Conduct different data cleaning methods

Import and prepare a real dataset that is stored locally

Download data from various materials databases

Tutorial 3: Feature Generation and Selection (MASTML_Tutorial_3_FeatureEngineering.ipynb):

Tutorial 3 link: https://colab.research.google.com/github/uw-cmg/MAST-ML/blob/master/examples/MASTML_Tutorial_3_FeatureEngineering.ipynb

In this notebook, we will learn different ways to generate, preprocess, and select features:

Generate features based on material composition

Generate one-hot encoded features based on group labels

Preprocess features to be normalized

Select features using an ensemble model-based approach

Generate learning curves using a basic feature selection approach

Select features using forward selection

Tutorial 4: Model Fits and Data Split Tests (MASTML_Tutorial_4_Models_and_Tests.ipynb):

Tutorial 4 link: https://colab.research.google.com/github/uw-cmg/MAST-ML/blob/master/examples/MASTML_Tutorial_4_Models_and_Tests.ipynb

In this notebook, we will learn how to run a few different types of models on a select dataset, and conduct a few different types of data splits to evaluate our model performance. In this tutorial, we will:

Run a variety of model types from the scikit-learn package

Run a bootstrapped ensemble of neural networks

Compare performance of scikit-learn’s gradient boosting method and XGBoost

Compare performance of scikit-learn’s neural network and Keras-based neural network regressor

Compare model performance using random k-fold cross validation and leave out group cross validation

Explore the limits of model performance when up to 90% of data is left out using leave out percent cross validation

Tutorial 5: Left-out data, Nested cross-validation, and Optimized models (MASTML_Tutorial_5_NestedCV_and_OptimizedModels.ipynb):

Tutorial 5 link: https://colab.research.google.com/github/uw-cmg/MAST-ML/blob/master/examples/MASTML_Tutorial_5_NestedCV_and_OptimizedModels.ipynb

In this notebook, we will perform more advanced model fitting routines, including nested cross validation and hyperparameter optimization. In this tutorial, we will learn how to use MAST-ML to:

Assess performance on manually left-out test data

Perform nested cross validation to assess model performance on unseen data

Optimize the hyperparameters of our models to create the best model

Tutorial 6: Model Error Analysis, Uncertainty Quantification (MASTML_Tutorial_6_ErrorAnalysis_UncertaintyQuantification.ipynb):

Tutorial 6 link: https://colab.research.google.com/github/uw-cmg/MAST-ML/blob/master/examples/MASTML_Tutorial_6_ErrorAnalysis_UncertaintyQuantification.ipynb

In this notebook tutorial, we will learn about how MAST-ML can be used to:

Assess the true and predicted errors of our model, and some useful measures of their statistical distributions

Explore different methods of quantifying and calibrating model uncertainties.

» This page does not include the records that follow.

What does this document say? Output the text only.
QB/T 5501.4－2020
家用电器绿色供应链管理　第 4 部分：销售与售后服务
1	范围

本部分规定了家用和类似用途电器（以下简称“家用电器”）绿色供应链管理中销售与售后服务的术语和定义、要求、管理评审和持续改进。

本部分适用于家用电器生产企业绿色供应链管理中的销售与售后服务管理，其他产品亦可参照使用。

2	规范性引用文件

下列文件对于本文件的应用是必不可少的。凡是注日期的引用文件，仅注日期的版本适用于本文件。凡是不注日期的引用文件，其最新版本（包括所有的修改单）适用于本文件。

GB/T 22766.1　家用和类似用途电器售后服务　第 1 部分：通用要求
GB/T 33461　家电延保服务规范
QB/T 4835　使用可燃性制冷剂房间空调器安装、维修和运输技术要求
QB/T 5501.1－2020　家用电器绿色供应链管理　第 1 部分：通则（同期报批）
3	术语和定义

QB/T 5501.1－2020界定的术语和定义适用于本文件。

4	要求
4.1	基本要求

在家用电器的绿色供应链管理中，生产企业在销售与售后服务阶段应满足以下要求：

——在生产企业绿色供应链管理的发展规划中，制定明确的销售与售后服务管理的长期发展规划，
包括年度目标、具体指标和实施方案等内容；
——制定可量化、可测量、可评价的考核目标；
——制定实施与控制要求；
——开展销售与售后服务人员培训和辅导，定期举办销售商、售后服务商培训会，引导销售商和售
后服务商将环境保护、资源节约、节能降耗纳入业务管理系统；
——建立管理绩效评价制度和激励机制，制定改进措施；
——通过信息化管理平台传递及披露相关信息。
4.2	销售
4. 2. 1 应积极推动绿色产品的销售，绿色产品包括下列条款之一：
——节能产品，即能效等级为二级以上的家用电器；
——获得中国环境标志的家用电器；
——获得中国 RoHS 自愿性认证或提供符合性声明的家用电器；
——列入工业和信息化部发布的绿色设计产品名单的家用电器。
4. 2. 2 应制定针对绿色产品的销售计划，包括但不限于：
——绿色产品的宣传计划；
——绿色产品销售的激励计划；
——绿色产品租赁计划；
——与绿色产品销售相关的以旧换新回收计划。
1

Compare the uncertainty quantification behavior of Bayesian and ensemble-based models.

Tutorial 7: Model predictions with calibrated error bars on new data, hosting on Foundry/DLHub (MASTML_Tutorial_7_ModelPredictions_with_CalibratedErrorBars_HostModelonFoundry.ipynb):

Tutorial 7 link: https://colab.research.google.com/github/uw-cmg/MAST-ML/blob/master/examples/MASTML_Tutorial_7_ModelPredictions_with_CalibratedErrorBars_HostModelonFoundry.ipynb

In this notebook tutorial, we will learn about how MAST-ML can be used to:

Fit a model and use it to predict on new data.

Use our model to predict on new data using only composition as input.

Use nested CV to obtain error bar recalibration parameters and get predictions with calibrated error bars.